Board Member Profile: Michelle Yu

April 8, 2021
Category: People Profile

From being born in China to studying in the United States to working in Hong Kong, Michelle relates to migrant workers’ journeys. Her long-running work with JWB has made her acutely aware of the struggles that they face on the ground. In this story, we speak to JWB’s longest-standing board member about her inspiring journey.

Could you tell us more about yourself?

I have moved a lot in my life. I was born in Hangzhou, China, and when I was six, I moved to the United States to join my parents, later moving to Hong Kong for high school. After graduation, I moved back to the US, attended university in California, and then studied at Georgetown University Law Center and graduated with a Juris Doctor degree. After a few years of working in the US, I moved back to Hong Kong to work about eight years ago. 
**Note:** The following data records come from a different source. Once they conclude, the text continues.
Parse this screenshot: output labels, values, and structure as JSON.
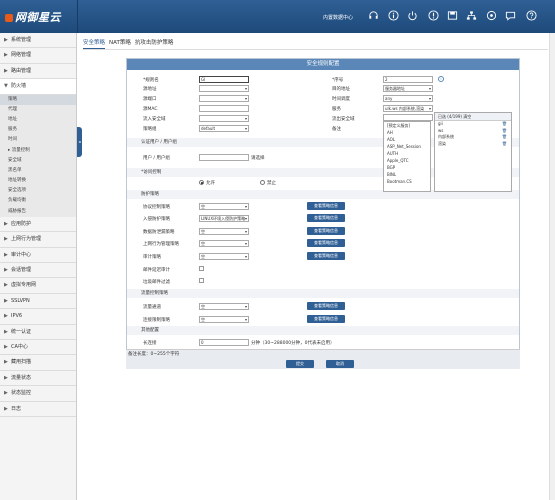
{
  "app": {
    "brand": "网御星云",
    "user": "内置数据中心"
  },
  "topbar_icons": [
    "headset-icon",
    "info-icon",
    "power-icon",
    "warning-icon",
    "save-icon",
    "network-icon",
    "settings-icon",
    "chat-icon",
    "help-icon"
  ],
  "sidebar": {
    "items": [
      {
        "label": "系统管理"
      },
      {
        "label": "网络管理"
      },
      {
        "label": "路由管理"
      },
      {
        "label": "防火墙",
        "open": true
      }
    ],
    "sub": [
      "策略",
      "代理",
      "地址",
      "服务",
      "时间",
      "流量控制",
      "安全域",
      "黑名单",
      "地址转换",
      "安全选项",
      "负载均衡",
      "威胁报告"
    ],
    "active_sub": "策略",
    "rest": [
      "应用防护",
      "上网行为管理",
      "审计中心",
      "会话管理",
      "虚拟专用网",
      "SSLVPN",
      "IPV6",
      "统一认证",
      "CA中心",
      "藏用扫描",
      "流量状态",
      "状态监控",
      "日志"
    ]
  },
  "tabs": [
    "安全策略",
    "NAT策略",
    "抗攻击防护策略"
  ],
  "panel": {
    "title": "安全规则配置",
    "fields": {
      "rule_name_label": "*规则名",
      "rule_name_value": "GI",
      "src_addr_label": "源地址",
      "src_port_label": "源端口",
      "src_mac_label": "源MAC",
      "inflow_zone_label": "流入安全域",
      "policy_group_label": "策略组",
      "policy_group_value": "default",
      "seq_label": "*序号",
      "seq_value": "2",
      "dst_addr_label": "目的地址",
      "dst_addr_value": "服务器地址",
      "time_label": "时间调度",
      "time_value": "any",
      "service_label": "服务",
      "service_value": "ulk.ws 内部系统,渲染",
      "outflow_zone_label": "流出安全域",
      "remark_label": "备注"
    },
    "service_list": [
      "[预定义服务]",
      "AH",
      "AOL",
      "ASP_Net_Session",
      "AUTH",
      "Apple_QTC",
      "BGP",
      "BINL",
      "Bootman.CS"
    ],
    "selected_box": {
      "header": "已选 (4/199)   清空",
      "items": [
        "gii",
        "ws",
        "内部系统",
        "渲染"
      ]
    },
    "auth": {
      "label": "认证用户 / 用户组",
      "user_label": "用户 / 用户组",
      "select_link": "请选择"
    },
    "access": {
      "label": "*访问控制",
      "allow": "允许",
      "deny": "禁止"
    },
    "protect": {
      "label": "防护策略",
      "rows": [
        {
          "label": "协议控制策略",
          "value": "空",
          "btn": "查看策略信息"
        },
        {
          "label": "入侵防护策略",
          "value": "LINUX环境入侵防护策略",
          "btn": "查看策略信息"
        },
        {
          "label": "数据防泄漏策略",
          "value": "空",
          "btn": "查看策略信息"
        },
        {
          "label": "上网行为管理策略",
          "value": "空",
          "btn": "查看策略信息"
        },
        {
          "label": "审计策略",
          "value": "空",
          "btn": "查看策略信息"
        }
      ],
      "mail_audit": "邮件延迟审计",
      "junk_filter": "垃圾邮件过滤"
    },
    "flow": {
      "label": "流量控制策略",
      "rows": [
        {
          "label": "流量通道",
          "value": "空",
          "btn": "查看策略信息"
        },
        {
          "label": "连接限制策略",
          "value": "空",
          "btn": "查看策略信息"
        }
      ]
    },
    "other": {
      "label": "其他配置",
      "long_conn_label": "长连接",
      "long_conn_value": "0",
      "long_conn_hint": "分钟（30~288000分钟，0代表未启用）"
    },
    "remark_hint": "备注长度：0~255个字符",
    "ok": "提交",
    "cancel": "取消"
  }
}
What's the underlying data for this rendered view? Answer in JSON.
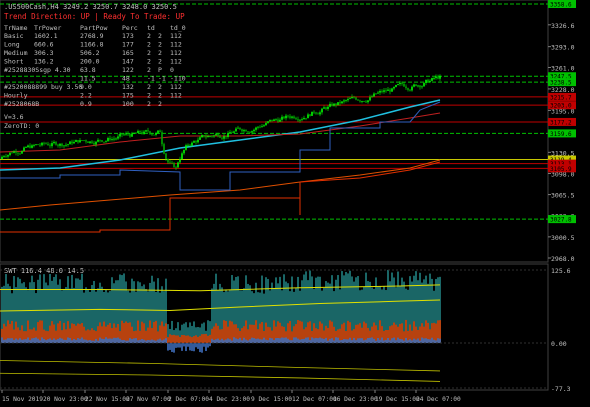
{
  "header": {
    "symbol_line": ".US500Cash,H4  3249.2 3250.7 3248.0 3250.5",
    "trend_line": "Trend Direction:  UP  |  Ready To Trade:  UP"
  },
  "stats_table": {
    "headers": [
      "TrName",
      "TrPower",
      "PartPow",
      "Perc",
      "td",
      "td_0"
    ],
    "rows": [
      [
        "Basic",
        "1602.1",
        "2768.9",
        "173",
        "2",
        "2",
        "112"
      ],
      [
        "Long",
        "660.6",
        "1166.8",
        "177",
        "2",
        "2",
        "112"
      ],
      [
        "Medium",
        "306.3",
        "506.2",
        "165",
        "2",
        "2",
        "112"
      ],
      [
        "Short",
        "136.2",
        "200.0",
        "147",
        "2",
        "2",
        "112"
      ],
      [
        "#2528830Ssgp 4.30",
        "",
        "63.8",
        "122",
        "2",
        "P",
        "0"
      ],
      [
        "",
        "",
        "11.5",
        "48",
        "-1",
        "-1",
        "-110"
      ],
      [
        "#2520088899 buy 3.50",
        "",
        "9.0",
        "132",
        "2",
        "2",
        "112"
      ],
      [
        "Hourly",
        "",
        "2.2",
        "175",
        "2",
        "2",
        "112"
      ],
      [
        "#2528068B",
        "",
        "0.9",
        "100",
        "2",
        "2",
        ""
      ]
    ],
    "extra": [
      "V=3.6",
      "ZeroTD:  0"
    ]
  },
  "price_axis": {
    "ticks": [
      "3326.6",
      "3293.0",
      "3261.0",
      "3228.0",
      "3195.0",
      "3162.0",
      "3130.5",
      "3098.0",
      "3065.5",
      "3033.0",
      "3000.5",
      "2968.0"
    ],
    "badges": [
      {
        "label": "3358.6",
        "color": "#00c000"
      },
      {
        "label": "3247.5",
        "color": "#00c000"
      },
      {
        "label": "3238.5",
        "color": "#00c000"
      },
      {
        "label": "3215.7",
        "color": "#c00000"
      },
      {
        "label": "3203.0",
        "color": "#c00000"
      },
      {
        "label": "3177.2",
        "color": "#c00000"
      },
      {
        "label": "3159.6",
        "color": "#00c000"
      },
      {
        "label": "3119.4",
        "color": "#c8c800"
      },
      {
        "label": "3113.1",
        "color": "#c00000"
      },
      {
        "label": "3105.9",
        "color": "#c00000"
      },
      {
        "label": "3027.8",
        "color": "#00c000"
      }
    ]
  },
  "indicator": {
    "label": "SWT 116.4 48.0 14.5",
    "ticks": [
      "125.6",
      "0.00",
      "-77.3"
    ]
  },
  "time_axis": [
    "15 Nov 2019",
    "20 Nov 23:00",
    "22 Nov 15:00",
    "27 Nov 07:00",
    "2 Dec 07:00",
    "4 Dec 23:00",
    "9 Dec 15:00",
    "12 Dec 07:00",
    "16 Dec 23:00",
    "19 Dec 15:00",
    "24 Dec 07:00"
  ],
  "colors": {
    "background": "#000000",
    "bull": "#00ff00",
    "bear": "#00aa00",
    "ma_cyan": "#20c0e0",
    "ma_red": "#c02020",
    "ma_orange": "#e05000",
    "ma_blue": "#3060c0",
    "grid": "#1a1a1a",
    "text": "#c0c0c0",
    "trend_red": "#ff3030"
  }
}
In this cycle of migration, I think of myself as a migrant worker, even though we don’t use this term to refer to white-collar workers. My migration journey from China to the United States to Hong Kong has made me aware of the different power dynamics struggles that migrant workers face.

I understand that you have been with JWB as a Board Member since 2015! How did you first become involved and what intrigued you to join this organization?

In 2014, I met Douglas at an Asia Pro Bono law conference and it was there I was introduced to Justice Without Borders (JWB). I thought that JWB had a very good mission and that my law background and work experience would add value to the organization. I was then involved in developing the first practitioner manual for JWB Hong Kong and I supervised a number of legal fellows and lawyers in successfully completing the manual in 2015.

Could you briefly describe what you do as a JWB Board Member?  What are some of your key tasks?

As the Board’s Secretary, I am heavily involved in the strategic planning and capacity-building aspects of the organization. For strategic planning, I am in the midst of setting the direction, mission, and objectives along with other Board Members, that will be the best for JWB. I am also involved in the hiring plans while taking into consideration the overall health of the organization so that JWB will be a good place to work and learn. 

How do you think JWB has grown and evolved over the years?

JWB’s network has grown a lot and the organization now works closely with many law firms and pro bono lawyers in Singapore, Hong Kong, the Philippines, and Indonesia. It has been a fulfilling process of understanding the cases and establishing connections, to get the best results. 

Has there been a memorable case that you have undertaken while serving as a Board Member at JWB HK?

The video link case the JWB team has been undertaking in Hong Kong is a memorable one. At JWB, making sure that the law that is already on the books is actually being followed, is of extremely great importance to our work. In the lower court, sometimes even the judges are not aware of what the requirements are, while in the higher court, the judges correctly identify that JWB is simply asking the courts to enforce existing law. The practitioner’s manual is just the basis for undertaking real-world work and across the years, we have started using those manuals to implement casework. It is very gratifying to see that we can use already-existing legal mechanisms to push for change to say that JWB is making sure that the laws are actually being followed. Rather than just letting the law only exist on a piece of paper, our role as JWB practitioners is to make the law come alive to help migrant workers in the real world. 

How do you think COVID-19 has impacted JWB and the wider migrant worker community?

Courts are adapting by utilising modern technology that was previously not adopted due to the insistence of in-person appearances and signatures. As JWB relies a lot on cross-border technology, a lot of issues that we faced with technology in court will be solved faster than expected, which will have a positive impact in the long run to our work. However, in the short term, many migrant workers are living with a high debt burden and are unable to work, or are trapped in the employer’s house. The unequal power dynamic is even worse during such a pandemic as people are stuck in their situations. Moreover, it is likely that there will be a lot of labour issues and casework arising out of this period, making JWB’s work extremely pertinent to the current situation. 

What are your hopes and aspirations for JWB?

I hope that JWB will continue to connect with people where it is needed and to pursue issues of access to justice for migrant workers. JWB’s long-term aim is to be present all over the world to deal with the different sets of labour challenges that migrant workers face. 

Is there anything you would like to say to people that are looking to support JWB?

JWB started from a small idea that wherever you are, you can always go somewhere for help, regardless of your background or circumstance.

This small idea can take us to a very large and noble goal of reducing labour exploitation and human trafficking, as well as seeking just compensation against abusers. 

Let’s close with a couple of questions about yourself. What are some of your hobbies?

I really like trail running, cooking, playing with my dog, and reading…always reading!

Is there a book that you would recommend to others?

A book that I recommend would be “How to Do Nothing”, as it taught me to slow down and appreciate life in a different way from what I was being taught. I can summarize the book’s central argument is: 

“Life is what you make out of it and your perceptions give meaning to the everyday actions that you take in the world.”